取り掛かり

たとえば絵を描くときに、最初は大きなアタリをつけるために、下書き線で画面に対する形の入り方や大まかなトーンや余白とのバランスを取って、画面内の構築感と、大まかな動きや流れの行方を検討付けて、ある程度の設計が決まったら、つぎに描きこみをして、いちいちの細部を作り上げていき、全体を完成させるという手順がある。

このやり方が素人的なものに感じられるとしたら、その理由はそもそも絵画で実現させたいイメージが最初の段階ですでに画面上に定義されているのに、それをわざわざ上から塗りつぶして、すでにある線をなぞっていくかのような、フレッシュなものをあえて消去して形骸だけを残すみたいな、そんな体裁だけの作業を想像させるからだろう。

「これって描くのに何時間くらい掛かるんですか?」などと質問されてしまうような(労働量に換算したくなるような)絵は、大抵イマイチで、そうでない絵は、そういうわかりやすい想像の範疇にある時間の経過感覚から自由というか、最初から外れている場合が多い。(労働量の多い絵がダメだと言ってるわけではない。そこは問題の本質ではない。
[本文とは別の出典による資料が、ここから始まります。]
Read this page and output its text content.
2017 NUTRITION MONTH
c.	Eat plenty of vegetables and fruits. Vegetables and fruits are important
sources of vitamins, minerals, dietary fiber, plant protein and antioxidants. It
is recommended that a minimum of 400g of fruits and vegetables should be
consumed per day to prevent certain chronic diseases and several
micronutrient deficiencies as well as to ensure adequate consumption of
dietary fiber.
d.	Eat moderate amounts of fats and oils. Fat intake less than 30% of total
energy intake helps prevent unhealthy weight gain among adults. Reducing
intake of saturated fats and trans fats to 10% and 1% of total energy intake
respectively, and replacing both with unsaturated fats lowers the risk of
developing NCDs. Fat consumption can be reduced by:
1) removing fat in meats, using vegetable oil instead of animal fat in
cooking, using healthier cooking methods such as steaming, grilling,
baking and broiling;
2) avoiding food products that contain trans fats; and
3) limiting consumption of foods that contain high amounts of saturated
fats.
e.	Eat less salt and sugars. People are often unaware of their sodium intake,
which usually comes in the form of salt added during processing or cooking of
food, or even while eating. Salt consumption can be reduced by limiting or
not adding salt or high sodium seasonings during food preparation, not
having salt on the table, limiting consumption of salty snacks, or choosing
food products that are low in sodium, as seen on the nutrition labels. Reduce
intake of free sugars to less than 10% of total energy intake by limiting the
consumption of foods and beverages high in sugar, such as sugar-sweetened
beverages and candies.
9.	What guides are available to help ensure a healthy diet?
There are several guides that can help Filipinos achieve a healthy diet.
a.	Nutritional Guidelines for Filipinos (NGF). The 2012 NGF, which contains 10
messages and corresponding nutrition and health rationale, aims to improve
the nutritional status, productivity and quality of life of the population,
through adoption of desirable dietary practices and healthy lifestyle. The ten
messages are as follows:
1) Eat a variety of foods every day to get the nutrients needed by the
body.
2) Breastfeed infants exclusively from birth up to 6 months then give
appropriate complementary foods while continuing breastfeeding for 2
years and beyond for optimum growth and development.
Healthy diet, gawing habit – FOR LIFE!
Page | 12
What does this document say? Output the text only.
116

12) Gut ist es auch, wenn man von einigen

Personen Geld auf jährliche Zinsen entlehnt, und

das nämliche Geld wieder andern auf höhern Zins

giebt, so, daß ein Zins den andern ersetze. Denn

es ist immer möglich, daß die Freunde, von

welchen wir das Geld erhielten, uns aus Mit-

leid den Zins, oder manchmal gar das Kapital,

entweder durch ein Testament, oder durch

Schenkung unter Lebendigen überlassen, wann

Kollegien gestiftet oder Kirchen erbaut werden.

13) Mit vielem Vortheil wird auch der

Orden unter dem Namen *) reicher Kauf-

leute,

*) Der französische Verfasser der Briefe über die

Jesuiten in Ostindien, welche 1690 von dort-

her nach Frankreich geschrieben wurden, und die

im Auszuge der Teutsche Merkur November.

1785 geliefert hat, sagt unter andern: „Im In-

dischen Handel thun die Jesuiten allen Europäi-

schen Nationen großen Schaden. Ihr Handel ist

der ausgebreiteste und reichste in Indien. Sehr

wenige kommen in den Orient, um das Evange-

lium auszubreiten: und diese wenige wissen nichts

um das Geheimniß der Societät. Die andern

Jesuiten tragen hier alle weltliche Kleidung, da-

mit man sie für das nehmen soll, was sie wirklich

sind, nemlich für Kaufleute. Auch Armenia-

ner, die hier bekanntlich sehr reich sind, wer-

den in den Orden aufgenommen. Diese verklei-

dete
)

時間(の掛からなさ)は、大事なのだ。最初の一分でササっと決めた下書き線の成果を、その後の百時間の作業が遂に越えられないことは多々ある。もちろん百時間ひとつの画面に食い下がっただけの迫力とか厚みは絵に残るかもしれないし、そうなればそれはそれで、その絵の魅力だろうけど、そもそも最初の一分で出来ていた(ゴールに到達していた)はずの、それこそ一秒以下で閃光のように相手に届いてしまえたほどの力は、すでに見る影もない。

細かい整合や辻褄を考えずに、とりあえず、がーーっと描いてしまう。色々気になるところはあっても、あえて考えない。描き方というよりも考え方。わざと大雑把に、勢いを殺さずに、スピードを殺さずに考える。何を活かそうとしているのかを考える。途中で描きかけのままに放り出された、余白やアタリ線もあらわな未完成の絵は、大抵の場合魅力的で、ほとんど可能性のかたまりのようにも見えるものだ。また完成した絵というのは、どんな内容であれ大抵の場合すでに用済み、使い古し、空になった容器の、ように…見える、こともある。

さらに翻って、やはり時間は大事だ。時間(の掛かっている事実)も、大事なのだ。時間が量をうむ。一枚の絵の始まりから完成までに掛った時間というよりも、一枚の絵が、何度も何度もあらわれる、そのあくことなき繰り返しとしての時間堆積。

自分の描いた絵を、自分で見返すのは面白い。それはおそらく、現時点で自分がその絵のもっとも良い鑑賞者ということだ。良い鑑賞者は、その絵の面白味をたいへん微細なところまで掬い取ることができる。この人の描くものは面白い。そう思うなら、そのときは鑑賞者に徹するべきだ。その面白さをきちんと味わい尽くすまで。急に不安を感じて、今だけのニワカな画家に戻ることのないように。ぞの弱さで、出来ていたはずのものをありがちな余所行きの体裁に変えてしまったりすることのないように。